Your above issue is similar to https://github.com/vllm-project/aibrix/issues/1012 you just created. it's more related to the scheduling. vineyard currently share same socket name and mount to host path. So technically, it only allow one instance in each node. the problem is a little bit different from this one.
For this issue, the root cause is my careless, I used unmatched RPC Service name.
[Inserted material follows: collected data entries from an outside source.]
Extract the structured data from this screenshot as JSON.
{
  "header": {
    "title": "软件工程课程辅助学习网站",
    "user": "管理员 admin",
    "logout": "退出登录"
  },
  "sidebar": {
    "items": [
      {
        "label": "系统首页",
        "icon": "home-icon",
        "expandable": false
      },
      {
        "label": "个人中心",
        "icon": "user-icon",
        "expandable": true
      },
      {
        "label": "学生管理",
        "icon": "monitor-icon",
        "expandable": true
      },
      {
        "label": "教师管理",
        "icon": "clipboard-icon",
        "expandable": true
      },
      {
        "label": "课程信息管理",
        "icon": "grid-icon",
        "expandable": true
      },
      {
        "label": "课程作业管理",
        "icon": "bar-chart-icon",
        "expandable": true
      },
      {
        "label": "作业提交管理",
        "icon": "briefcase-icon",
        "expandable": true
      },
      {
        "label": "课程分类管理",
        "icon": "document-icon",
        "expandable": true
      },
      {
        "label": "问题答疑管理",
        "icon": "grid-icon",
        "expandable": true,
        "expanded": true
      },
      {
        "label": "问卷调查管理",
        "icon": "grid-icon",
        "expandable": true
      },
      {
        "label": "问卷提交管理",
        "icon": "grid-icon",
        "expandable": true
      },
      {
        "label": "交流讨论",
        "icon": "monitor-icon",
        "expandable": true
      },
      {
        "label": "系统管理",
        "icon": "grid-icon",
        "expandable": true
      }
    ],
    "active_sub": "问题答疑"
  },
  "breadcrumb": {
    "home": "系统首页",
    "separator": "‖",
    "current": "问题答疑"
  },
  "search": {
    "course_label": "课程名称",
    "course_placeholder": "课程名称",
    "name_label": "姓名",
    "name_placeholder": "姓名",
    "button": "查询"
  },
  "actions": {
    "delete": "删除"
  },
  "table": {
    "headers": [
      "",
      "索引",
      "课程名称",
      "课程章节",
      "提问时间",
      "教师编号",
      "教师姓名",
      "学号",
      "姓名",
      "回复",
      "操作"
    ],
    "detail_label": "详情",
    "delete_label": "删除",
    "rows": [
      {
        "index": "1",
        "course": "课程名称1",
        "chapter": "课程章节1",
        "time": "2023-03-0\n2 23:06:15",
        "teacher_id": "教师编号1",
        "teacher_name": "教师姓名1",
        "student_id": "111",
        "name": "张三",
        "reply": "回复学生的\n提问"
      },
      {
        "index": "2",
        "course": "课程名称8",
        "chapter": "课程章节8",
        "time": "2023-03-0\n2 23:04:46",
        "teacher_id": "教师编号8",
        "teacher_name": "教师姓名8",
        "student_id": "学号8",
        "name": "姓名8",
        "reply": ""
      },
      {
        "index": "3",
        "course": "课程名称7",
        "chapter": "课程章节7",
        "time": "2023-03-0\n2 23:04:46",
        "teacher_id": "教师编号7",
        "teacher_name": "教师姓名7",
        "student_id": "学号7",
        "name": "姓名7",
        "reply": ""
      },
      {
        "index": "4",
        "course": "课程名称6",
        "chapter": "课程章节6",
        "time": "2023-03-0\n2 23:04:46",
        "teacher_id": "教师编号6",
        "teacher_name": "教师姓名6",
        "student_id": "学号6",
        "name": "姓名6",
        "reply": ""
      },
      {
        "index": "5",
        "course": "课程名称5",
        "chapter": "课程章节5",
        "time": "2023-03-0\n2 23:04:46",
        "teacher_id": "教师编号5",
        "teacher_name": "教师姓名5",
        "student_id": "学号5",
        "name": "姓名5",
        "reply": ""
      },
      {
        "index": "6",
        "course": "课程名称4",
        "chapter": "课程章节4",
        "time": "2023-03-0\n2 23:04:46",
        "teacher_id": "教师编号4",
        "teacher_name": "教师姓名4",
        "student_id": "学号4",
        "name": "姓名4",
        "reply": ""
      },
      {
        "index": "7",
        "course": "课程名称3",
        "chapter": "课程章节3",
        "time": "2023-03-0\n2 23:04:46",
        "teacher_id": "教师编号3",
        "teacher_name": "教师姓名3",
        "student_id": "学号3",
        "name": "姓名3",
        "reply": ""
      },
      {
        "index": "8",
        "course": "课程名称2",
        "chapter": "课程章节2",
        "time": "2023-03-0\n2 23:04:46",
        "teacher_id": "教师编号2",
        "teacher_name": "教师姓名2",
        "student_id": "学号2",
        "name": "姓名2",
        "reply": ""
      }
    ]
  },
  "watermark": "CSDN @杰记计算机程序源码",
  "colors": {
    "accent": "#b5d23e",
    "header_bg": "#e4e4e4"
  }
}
User who deploy the kv cache server need to guarantee the correctness of the configuration.
Both IPC and PRC are required for connection. Since we decide to deprecate the Vineyard cache server in v0.3.0, we won't spend time further improving this data path (either IPC or RPC). We can close this issue
Service
ok, thank you very much
For this issue, the root cause is my careless, I used unmatched RPC Service name. User who deploy the kv cache server need to guarantee the correctness of the configuration.
Both IPC and PRC are required for connection. Since we decide to deprecate the Vineyard cache server in v0.3.0, we won't spend time further improving this data path (either IPC or RPC). We can close this issue
Can you provide more examples about kv cache?